Posted Wed Apr 3, 2013 at 09:30 AM PDT by Brian Hoss
The litany of trouble signs for 'Doom 4' begs the question, when was it ever on track?
It has been years since id was sold to Bethesda parent, ZeniMax, and in that time the studio has produced one game with its extravagant id Tech 5 engine. That game was 'Rage,' and is by most accounts better left unremembered. id Software's ongoing turnover, combined with five years of 'Doom 4' with nothing to show for it has apparently piqued the curiosity of Kotaku.

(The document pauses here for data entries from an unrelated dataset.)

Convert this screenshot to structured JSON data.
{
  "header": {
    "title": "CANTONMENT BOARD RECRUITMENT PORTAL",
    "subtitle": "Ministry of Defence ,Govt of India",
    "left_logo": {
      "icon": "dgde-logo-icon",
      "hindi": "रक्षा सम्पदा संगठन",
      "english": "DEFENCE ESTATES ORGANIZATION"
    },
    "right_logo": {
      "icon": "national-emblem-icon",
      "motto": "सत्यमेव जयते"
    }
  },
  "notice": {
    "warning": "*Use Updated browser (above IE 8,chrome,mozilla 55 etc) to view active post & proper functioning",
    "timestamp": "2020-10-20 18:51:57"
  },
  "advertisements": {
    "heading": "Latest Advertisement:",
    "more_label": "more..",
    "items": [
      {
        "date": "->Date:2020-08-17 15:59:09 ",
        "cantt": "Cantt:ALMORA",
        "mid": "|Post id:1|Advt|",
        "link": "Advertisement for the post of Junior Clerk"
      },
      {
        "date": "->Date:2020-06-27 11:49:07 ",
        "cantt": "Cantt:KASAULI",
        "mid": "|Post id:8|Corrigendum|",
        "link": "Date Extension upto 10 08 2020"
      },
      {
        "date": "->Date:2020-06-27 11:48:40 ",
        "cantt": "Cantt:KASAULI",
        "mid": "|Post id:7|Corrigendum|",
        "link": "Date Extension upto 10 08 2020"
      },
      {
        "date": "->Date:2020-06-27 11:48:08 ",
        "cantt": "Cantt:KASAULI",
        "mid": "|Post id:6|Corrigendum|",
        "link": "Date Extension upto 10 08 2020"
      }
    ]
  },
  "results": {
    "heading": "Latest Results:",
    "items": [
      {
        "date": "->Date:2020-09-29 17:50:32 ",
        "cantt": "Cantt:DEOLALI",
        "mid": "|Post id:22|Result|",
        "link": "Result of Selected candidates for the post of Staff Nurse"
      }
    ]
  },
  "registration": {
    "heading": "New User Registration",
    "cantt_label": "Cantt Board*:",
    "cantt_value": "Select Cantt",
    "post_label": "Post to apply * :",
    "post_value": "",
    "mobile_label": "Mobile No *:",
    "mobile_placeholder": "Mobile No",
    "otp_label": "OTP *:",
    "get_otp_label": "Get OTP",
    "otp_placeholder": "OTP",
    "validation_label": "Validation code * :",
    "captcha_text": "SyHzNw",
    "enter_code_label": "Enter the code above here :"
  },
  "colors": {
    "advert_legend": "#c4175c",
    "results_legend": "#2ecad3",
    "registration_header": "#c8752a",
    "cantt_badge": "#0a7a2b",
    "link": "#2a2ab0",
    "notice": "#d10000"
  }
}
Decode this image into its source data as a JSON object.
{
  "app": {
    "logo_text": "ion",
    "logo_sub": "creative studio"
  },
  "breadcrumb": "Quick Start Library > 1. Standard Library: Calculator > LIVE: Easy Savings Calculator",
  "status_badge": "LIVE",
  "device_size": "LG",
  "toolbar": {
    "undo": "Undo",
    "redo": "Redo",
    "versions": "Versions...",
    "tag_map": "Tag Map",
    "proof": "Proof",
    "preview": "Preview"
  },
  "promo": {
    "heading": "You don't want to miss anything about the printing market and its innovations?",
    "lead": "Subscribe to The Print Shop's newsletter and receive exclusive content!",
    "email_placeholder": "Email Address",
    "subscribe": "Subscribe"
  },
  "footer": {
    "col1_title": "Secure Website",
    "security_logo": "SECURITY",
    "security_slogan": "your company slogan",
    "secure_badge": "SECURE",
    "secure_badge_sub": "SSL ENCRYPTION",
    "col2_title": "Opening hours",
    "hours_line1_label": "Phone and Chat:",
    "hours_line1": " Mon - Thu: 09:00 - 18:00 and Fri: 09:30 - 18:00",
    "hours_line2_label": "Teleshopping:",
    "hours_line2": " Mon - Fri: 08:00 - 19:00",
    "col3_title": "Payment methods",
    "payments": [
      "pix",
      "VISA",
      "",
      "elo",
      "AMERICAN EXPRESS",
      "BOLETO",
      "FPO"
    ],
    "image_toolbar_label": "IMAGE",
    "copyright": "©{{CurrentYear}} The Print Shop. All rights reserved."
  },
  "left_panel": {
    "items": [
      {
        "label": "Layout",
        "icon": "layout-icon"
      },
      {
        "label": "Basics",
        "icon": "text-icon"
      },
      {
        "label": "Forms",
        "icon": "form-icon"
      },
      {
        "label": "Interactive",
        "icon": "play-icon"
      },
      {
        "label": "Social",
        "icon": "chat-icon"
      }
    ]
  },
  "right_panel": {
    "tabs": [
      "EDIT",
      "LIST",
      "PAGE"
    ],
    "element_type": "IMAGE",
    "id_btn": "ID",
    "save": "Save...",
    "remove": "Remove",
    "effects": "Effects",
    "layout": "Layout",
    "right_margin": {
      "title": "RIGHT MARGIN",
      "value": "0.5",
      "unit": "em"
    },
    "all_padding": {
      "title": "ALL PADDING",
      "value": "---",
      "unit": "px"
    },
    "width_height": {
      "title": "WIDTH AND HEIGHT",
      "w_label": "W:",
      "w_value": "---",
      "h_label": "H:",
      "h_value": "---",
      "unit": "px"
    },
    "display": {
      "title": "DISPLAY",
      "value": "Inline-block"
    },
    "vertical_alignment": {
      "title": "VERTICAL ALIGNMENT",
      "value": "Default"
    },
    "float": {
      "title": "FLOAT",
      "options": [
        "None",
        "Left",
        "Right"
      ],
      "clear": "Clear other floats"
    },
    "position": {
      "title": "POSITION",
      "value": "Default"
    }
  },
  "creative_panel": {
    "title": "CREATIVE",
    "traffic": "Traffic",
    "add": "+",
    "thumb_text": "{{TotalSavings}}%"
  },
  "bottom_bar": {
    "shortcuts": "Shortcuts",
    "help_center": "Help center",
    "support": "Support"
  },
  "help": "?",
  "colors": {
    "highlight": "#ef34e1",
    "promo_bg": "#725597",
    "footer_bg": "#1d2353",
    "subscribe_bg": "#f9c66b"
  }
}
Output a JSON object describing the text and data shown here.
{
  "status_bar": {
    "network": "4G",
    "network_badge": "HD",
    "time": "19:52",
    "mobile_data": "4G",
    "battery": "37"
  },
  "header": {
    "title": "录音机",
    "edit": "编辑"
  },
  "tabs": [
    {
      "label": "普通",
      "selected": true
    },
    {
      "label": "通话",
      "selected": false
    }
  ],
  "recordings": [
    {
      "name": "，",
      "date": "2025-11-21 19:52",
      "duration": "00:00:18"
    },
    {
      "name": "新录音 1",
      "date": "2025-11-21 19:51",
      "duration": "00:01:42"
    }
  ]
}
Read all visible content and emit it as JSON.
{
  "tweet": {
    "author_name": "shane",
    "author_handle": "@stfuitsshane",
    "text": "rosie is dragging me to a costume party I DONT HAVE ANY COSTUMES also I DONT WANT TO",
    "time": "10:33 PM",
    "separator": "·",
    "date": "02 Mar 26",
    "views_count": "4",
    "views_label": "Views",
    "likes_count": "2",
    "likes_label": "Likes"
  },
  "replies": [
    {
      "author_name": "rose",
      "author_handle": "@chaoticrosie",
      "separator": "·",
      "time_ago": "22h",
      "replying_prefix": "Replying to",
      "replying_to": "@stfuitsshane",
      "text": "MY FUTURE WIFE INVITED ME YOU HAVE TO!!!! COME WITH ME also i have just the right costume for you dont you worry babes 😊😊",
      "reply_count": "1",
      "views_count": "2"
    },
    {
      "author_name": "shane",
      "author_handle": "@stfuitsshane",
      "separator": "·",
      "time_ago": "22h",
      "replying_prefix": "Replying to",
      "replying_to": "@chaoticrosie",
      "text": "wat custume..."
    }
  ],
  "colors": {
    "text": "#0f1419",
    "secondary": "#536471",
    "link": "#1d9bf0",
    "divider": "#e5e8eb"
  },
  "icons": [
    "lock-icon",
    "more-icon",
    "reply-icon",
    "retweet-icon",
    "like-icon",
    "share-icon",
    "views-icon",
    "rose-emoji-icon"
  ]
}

In an article entitled 'Five Years and Nothing to Show: How Doom 4 Got Off Track,' an outline of the past five project years is presented along with an absence of a hopeful outlook for the project. Within that outline, which is studded with moments where the underway work was cited as lacking in both quality and excitement, is a moment in 2011 not long after 'Rage' debuted to an unforgiving public, where ZeniMax/Bethesda decided to become more involved and reboot the development of 'Doom 4.'
Zenimax's ambitious plan was to take the 'Rage' team that was currently working on the suddenly cancelled 'Rage 2' and 'Rage' DLC, and combine it with the 'Doom 4' team that had just necessitated a project reboot. According to the article, with this kind of oversight, "ZeniMax executives told id leads that 'Doom 4 can and should be as big as Skyrim,' as far as both sales and cultural impact."
While at one point the project suffered due to designs that mimicked the heavily scripted single player of 'Call of Duty,' the project is currently ongoing without that particular focus, presumably now with an ultimate goal to ship on next-generation consoles.